- The Washington Times - Friday, August 1, 2008


In today’s self-absorbed, celebrity-drenched American culture, it didn’t take long for the likes of Britney Spears and Paris Hilton to clutter the election landscape. Sen. John McCain may believe linking the celebrity style of Sen. Barack Obama with that of useless, overindulged folks will score points; he sadly is “so 20th-century” (“McCain ad rips celebrity Obama,” Page 1, Thursday).

We are a nation in thrall to 24/7 celebrity sightings and happenings and have become numbed to vital, substantive news. The line is smudged between importance and hype. Celebrities are famous for being famous and reside in a frothy, superficial world. Mr. Obama - definitely a “celebrity,” thanks to his world-tour exposure - hardly inhabits the flummery of a Spears or a Hilton.
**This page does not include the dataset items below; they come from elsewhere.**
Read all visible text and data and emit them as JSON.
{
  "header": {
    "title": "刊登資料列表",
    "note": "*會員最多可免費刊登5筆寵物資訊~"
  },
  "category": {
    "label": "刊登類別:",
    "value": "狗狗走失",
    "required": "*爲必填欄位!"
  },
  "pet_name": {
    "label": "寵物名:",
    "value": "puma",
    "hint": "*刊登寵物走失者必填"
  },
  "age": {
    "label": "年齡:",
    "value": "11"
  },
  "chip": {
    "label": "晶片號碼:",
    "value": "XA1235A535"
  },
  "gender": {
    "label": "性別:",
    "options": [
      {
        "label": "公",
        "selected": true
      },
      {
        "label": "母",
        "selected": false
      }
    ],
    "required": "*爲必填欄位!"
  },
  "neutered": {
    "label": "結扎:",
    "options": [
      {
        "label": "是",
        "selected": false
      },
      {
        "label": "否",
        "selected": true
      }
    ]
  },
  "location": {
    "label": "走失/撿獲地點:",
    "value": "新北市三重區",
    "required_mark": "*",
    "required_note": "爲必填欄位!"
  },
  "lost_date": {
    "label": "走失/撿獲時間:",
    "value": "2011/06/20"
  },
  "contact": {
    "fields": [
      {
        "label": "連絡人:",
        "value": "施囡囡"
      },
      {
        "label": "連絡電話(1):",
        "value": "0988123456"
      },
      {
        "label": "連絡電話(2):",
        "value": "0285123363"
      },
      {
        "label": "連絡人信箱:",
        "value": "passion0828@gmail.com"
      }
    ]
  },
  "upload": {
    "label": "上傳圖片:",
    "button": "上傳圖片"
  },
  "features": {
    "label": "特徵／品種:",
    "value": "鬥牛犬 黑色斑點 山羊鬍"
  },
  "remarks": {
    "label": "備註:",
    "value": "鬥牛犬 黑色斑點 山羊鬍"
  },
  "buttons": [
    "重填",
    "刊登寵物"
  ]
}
Nevertheless, Americans are loath to move outside their comfort zones and want to be liked everywhere. Watching the adulation of Mr. Obama abroad was welcome relief from the recent, contemptuous rhetoric of “freedom fries” and “Old Europe.” Most people are fascinated by the famous, so it’s doubtful Mr. McCain’s swipe at Mr. Obama will carry much weight. Yet I, for one, deplore our plugged-in way of life because it has placed a presidential candidate on the same stage with two silly women of no consequence.